OptimisticMe's picture

I didn't say she couldn't be there...I just requested 30 minutes without her for the bios to meet the baby without the brat there. SD (and apparently MIL) feels she should be just as included...well she didn't want to be a part of our family so tough luck! She came shortly after my bios and it worked out without hurting her feelings but sometimes I just want to ask her why she thinks everything is about her!

TheLadyTremaine's picture

How can she look at her husband and tell him someone isn't welcome? Very simple...its HER birth!!!! She makes the call about where, how, who, etc. because she is giving birth. She never asked that he stop loving his daughter. I get that children can get very focused on the new baby and forget that there is a human being bringing that person into the world but as adults, it should be easier to remember. It is biologically important to the baby for bonding to be unimpeded and the flow of oxytocin continuos. Anyone who stresses a woman out should be uninvited.

Teas83's picture

I don't blame you at all. Your SD has chosen not to be part of the family so these are the consequences.

If my husband and I have a second bio together, our first DD will be way more involved in everything to do with the baby than my SD will be. That's just how it works in these situations sometimes. Your bios are full siblings with each other and will always live together. They will be raised in the same environment by the same parents with the same values. They will have a different relationship with each other than they will with SD because of this.

OptimisticMe's picture

Thanks! I have been curious about this. Even if SD hadn't treated me so badly, I wouldn't think she should be as involved as the bios that are there every day. The fact that the first thing she said about the baby is he has deformed ears and a weird hair line show how she is. Then she started screaming at my FIL and DH had to threaten to remove them both...God forbid the baby and I get the attention!

Rags's picture

Drama aside.... this is SD's sib too. If your desire to exclude her is punitive then I would suggest that you reconsider.

This type of event can be an opportunity to at least couch the drama topics and focus on the new baby and the role of all of the older sibs in that event.

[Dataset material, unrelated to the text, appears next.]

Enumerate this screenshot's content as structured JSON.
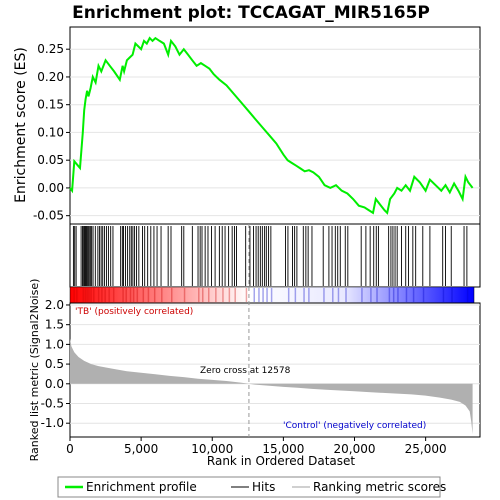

Rather than selectively exclude the SD you may want to consider letting MIL take all of the kids and it just be you and DH for the birth of Bio#3.

Take care of yourself.

OptimisticMe's picture

Her mom abandoned her shortly after we got married, she has a severe form of Reactive Attachment Disorder. DH and I have been married 10 years, we raised her for 8. By the time I had DH convinced something was seriously wrong with her, it was pretty much too late to "fix" her. She has had counseling and stays in treatment centers...it really only made her worse. Seems there is no getting through to her. She manipulates DH when he tried therapeutic parenting so none of that worked. She would attack the other kids physically if they were just a room away...kicked BS head into a wall when he was one. I said no more, that it was me or her but I would not allow my bios to remain in a dangerous situation where they (and I) feared her. DH has pretty much given up on her...he is beat down and doesn't know what to do. This is what living with RADs for an extended period of time does to you...it makes you miserable and crazy. But our marriage survived, which is a miracle with a SD that was pinning us against each other.

onebright1's picture

**Am I off my rocker? I am so irritated everyone bends over backwards for her and never tells her she is experiencing the consequences for her actions!**

No you are not off your rocker.
This is one of those things I have never understood either.

Why are we considered "evil" and "mean" for pointing out and calling out bad behavior?
I mean, if you are going to act an a$$ in public, then I am going to call you an a$$ in public.
It's not my calling you an a$$ that makes you an a$$, Everyone who witnessed it already knows this. It's your actions and behaviors that make you an a$$.

OptimisticMe's picture

This seems so simple to us yet if you try to explain it to SD, or DH or MIL it apparently morphs into a form of rocket science lol.